COLUMBIA, Mo. — Max Copeland bites his lip. Which is awesome to watch, because up close, Max Copeland biting his lip is like a kettle trying to hold in the popcorn, a rumbling volcano straining to internalize its lava.
“Oh, you know,” Missouri’s senior guard says, eyes blazing as if General Sherman just marched troops inside one of his ears and set fire to his skull. “We’re just working hard. Trying to get better.”
Yeah, but Tennessee’s Tiny Richardson guaranteed a win over the Tigers on Saturday …
And there’s the lip bite again.
You can see the wheels turning, upstairs, and Max Copeland — 6-foot-3, 300 pounds of Montana mean, a dude with a giant gash where the bridge of his nose should be, a cat who looks like he used to roadie for Lemmy and the rest of the loons in Motorhead — is thinking absolutely beautiful, unprintable things.
But rather than reveal those beautiful, unprintable things, he makes a strained face, as if The Incredible Hulk is giving him a wedgie, smiles through gritted teeth and says this:
“Well, you know, we’re just focusing on getting better and working hard in practice. We’re just working hard, trying to get better.”
That’s it? Anything else?
“Nope,” Copeland said, biting harder this time, barely suppressing a laugh. “Oh, you know, I’m kind of reclusive when it comes the whole social-media platform, so I don’t know anything about that.
Another lip bite.
“We’re just working hard, trying to get better.”
Oh, Tiny. You genius, you.
Here Mizzou was looking for something to get its collective minds off of a groin-punch of a loss to South Carolina at home, and you went and told the folks who cover your Volunteers:
“We’ll beat Missouri, I’ll promise you that.”

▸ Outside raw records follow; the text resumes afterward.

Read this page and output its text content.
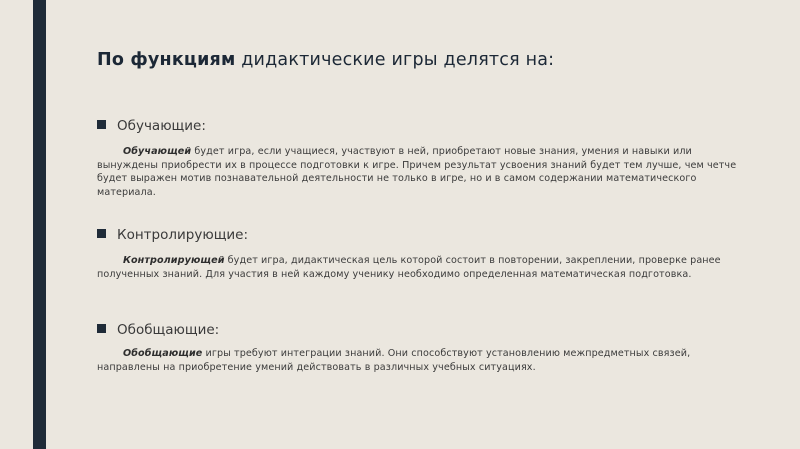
По функциям дидактические игры делятся на:
Обучающие:
Обучающей будет игра, если учащиеся, участвуют в ней, приобретают новые знания, умения и навыки или вынуждены приобрести их в процессе подготовки к игре. Причем результат усвоения знаний будет тем лучше, чем четче будет выражен мотив познавательной деятельности не только в игре, но и в самом содержании математического материала.
Контролирующие:
Контролирующей будет игра, дидактическая цель которой состоит в повторении, закреплении, проверке ранее полученных знаний. Для участия в ней каждому ученику необходимо определенная математическая подготовка.
Обобщающие:
Обобщающие игры требуют интеграции знаний. Они способствуют установлению межпредметных связей, направлены на приобретение умений действовать в различных учебных ситуациях.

Which is funny, because if there was ever a board that needed a bulletin, it’s the one in the Tigers’ locker room right now. If there was ever a team that needed a reason to rally around a new cause, brother, it’s this one.
“I mean, that’s fuel to our fire,” Mizzou quarterback Maty Mauk says. “And we’re going to come out firing this week. No matter what he said, we’re going to play Mizzou football.”
So, hey, dude, thanks for that.
“Not really sure, but I guess that’s smart,” wideout L’Damian Washington says with a grin.
“Because I guess if he would’ve guaranteed a win for Missouri, Tennessee fans wouldn’t have been excited about that, right? He goes to Tennessee. Guess that’s a smart guy.”
Smart or loopy.
Either way, no disrespect, right?
“None taken,” Washington says. “Gotta go out and play Saturday.”
In Richardson’s defense, if the Vols harbored any ill will, any desire for payback after last year’s Mizzou-UT matchup in Knoxville, that’s perfectly understandable. The Tigers turned up at Neyland Stadium last November seeking their first SEC road win; rallied from a 21-7 halftime deficit to force a 28-all tie thanks to a 25-yard touchdown pass off — shades of Connor Shaw last weekend — a 4th-and-12 heave with 47 seconds left; weathered four wild overtimes; and escaped with a 51-48 victory.
“It’s a really tough place to play — they’re a really good team, it’s loud, it’s a crazy stadium, man,” Copeland says of Rocky Top. “It was an emotional win. But at the same time, we’re a different team this year. They’re a different team. This is really a new game. I mean, that game is a million miles away. We really don’t think about that too much anymore.”
So now the page turns. And, maybe, thanks to our man Tiny, a little quicker than it might have normally.
“The past is a part of us, but it’s not really who we are,” Copeland says. “And there’s wisdom in losing. We can find wisdom in it if we choose to extract it.
“Honestly, this is a mature team. This is the most mature I’ve been, which is not saying much. But I’m getting better, and I feel like my brothers are all fairly mature competitors. And we’re going make sure that we don’t feel ‘hung over’ from (last week’s) game.”
Mad Max chuckles. Knowingly. Fiendishly. After all, when a volcano has waited this long to erupt, what’s three more days?